The persistent problems and underinvestment in our nation’s early learning and care system stem from racial injustice. While Black children enroll in Early Childhood Education ECE at similar rates to their White peers, the quality of their preschool experiences differs, with Black children, on average, attending programs of lower quality. Additionally, 40% of the child care workforce are women of color, and on average, early educators face rates of poverty 7.7 times higher than teachers in K-8 school systems. A focus and commitment to equity and racial justice can solve these problems. We need to ensure that all children have access to high-quality environments and that Black and Brown women supporting the care of our children receive equitable and just compensation.  

The Child Care for Working Families Act would take a huge step forward in addressing the nation’s child care crisis. Specifically, the bill would:  

  • Cap child care costs at 7% of income for working families and make child care free for the lowest income families  
  • Improve the quality and supply of child care by supporting child care for children who are dual-language learners, children experiencing homelessness, and children in foster care as well as increasing care options for children who receive care during non-traditional hours; 
  • Expand access to high-quality preschool programs; and 
  • Support living wages for child care workers. 

Last week, the House passed a bill that would cut federal spending and reduce investments early care and learning programs, that could lead to 200,000 fewer children enrolled in Head Start and 180,000 children losing their child care subsidy.

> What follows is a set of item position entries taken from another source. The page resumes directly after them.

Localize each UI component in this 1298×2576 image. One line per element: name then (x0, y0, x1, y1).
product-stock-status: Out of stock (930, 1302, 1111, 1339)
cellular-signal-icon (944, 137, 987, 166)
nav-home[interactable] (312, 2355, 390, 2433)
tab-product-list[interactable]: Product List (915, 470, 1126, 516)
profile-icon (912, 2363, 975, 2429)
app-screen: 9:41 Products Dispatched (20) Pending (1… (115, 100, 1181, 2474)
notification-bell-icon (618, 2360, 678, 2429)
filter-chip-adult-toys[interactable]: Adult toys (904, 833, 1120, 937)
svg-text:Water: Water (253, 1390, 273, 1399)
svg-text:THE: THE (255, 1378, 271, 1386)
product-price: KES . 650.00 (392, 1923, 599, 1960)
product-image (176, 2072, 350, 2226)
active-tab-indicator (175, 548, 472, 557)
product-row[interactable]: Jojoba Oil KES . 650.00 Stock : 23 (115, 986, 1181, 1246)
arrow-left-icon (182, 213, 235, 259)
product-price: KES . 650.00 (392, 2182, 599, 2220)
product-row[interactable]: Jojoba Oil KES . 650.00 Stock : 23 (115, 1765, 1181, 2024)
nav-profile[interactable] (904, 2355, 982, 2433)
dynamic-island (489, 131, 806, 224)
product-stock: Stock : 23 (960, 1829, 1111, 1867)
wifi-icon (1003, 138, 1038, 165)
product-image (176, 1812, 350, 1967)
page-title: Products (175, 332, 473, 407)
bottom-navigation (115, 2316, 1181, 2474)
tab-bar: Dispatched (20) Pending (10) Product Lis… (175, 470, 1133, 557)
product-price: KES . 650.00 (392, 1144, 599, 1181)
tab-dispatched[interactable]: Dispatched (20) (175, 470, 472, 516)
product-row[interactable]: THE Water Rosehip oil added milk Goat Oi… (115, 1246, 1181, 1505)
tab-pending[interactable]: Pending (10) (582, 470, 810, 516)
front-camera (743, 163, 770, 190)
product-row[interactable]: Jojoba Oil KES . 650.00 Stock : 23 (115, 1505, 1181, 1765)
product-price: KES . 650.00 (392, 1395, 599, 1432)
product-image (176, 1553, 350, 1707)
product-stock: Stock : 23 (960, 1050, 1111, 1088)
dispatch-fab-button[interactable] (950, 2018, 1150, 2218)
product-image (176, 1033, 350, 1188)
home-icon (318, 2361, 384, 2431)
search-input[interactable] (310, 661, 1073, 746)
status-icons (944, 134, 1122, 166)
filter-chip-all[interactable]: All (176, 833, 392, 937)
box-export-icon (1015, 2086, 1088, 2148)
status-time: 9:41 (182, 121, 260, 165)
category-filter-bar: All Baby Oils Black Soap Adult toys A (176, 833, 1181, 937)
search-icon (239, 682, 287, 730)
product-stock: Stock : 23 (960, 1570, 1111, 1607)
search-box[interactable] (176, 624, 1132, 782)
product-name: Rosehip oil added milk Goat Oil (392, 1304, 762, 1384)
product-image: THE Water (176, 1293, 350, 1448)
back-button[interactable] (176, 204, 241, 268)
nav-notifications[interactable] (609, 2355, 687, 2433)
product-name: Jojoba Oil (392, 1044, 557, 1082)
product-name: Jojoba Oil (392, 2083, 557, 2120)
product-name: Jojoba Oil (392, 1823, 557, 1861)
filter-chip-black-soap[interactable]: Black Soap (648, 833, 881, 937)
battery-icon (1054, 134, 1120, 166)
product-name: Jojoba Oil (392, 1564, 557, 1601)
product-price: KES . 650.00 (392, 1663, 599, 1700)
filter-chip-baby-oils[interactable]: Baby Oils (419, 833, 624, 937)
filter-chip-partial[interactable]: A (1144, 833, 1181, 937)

We should be expanding investments in children, not reducing them. When too few children have access to quality and affordable care, the Child Care for Working Families Act and the critical investments it would provide are needed now more than ever.  

Children’s Defense Fund is proud to endorse this legislation and is committed to working towards an equitable and accessible early learning and care system that this legislation can provide as we envision a nation where marginalized children flourish, leaders prioritize their well-being, and communities wield the power to ensure they thrive.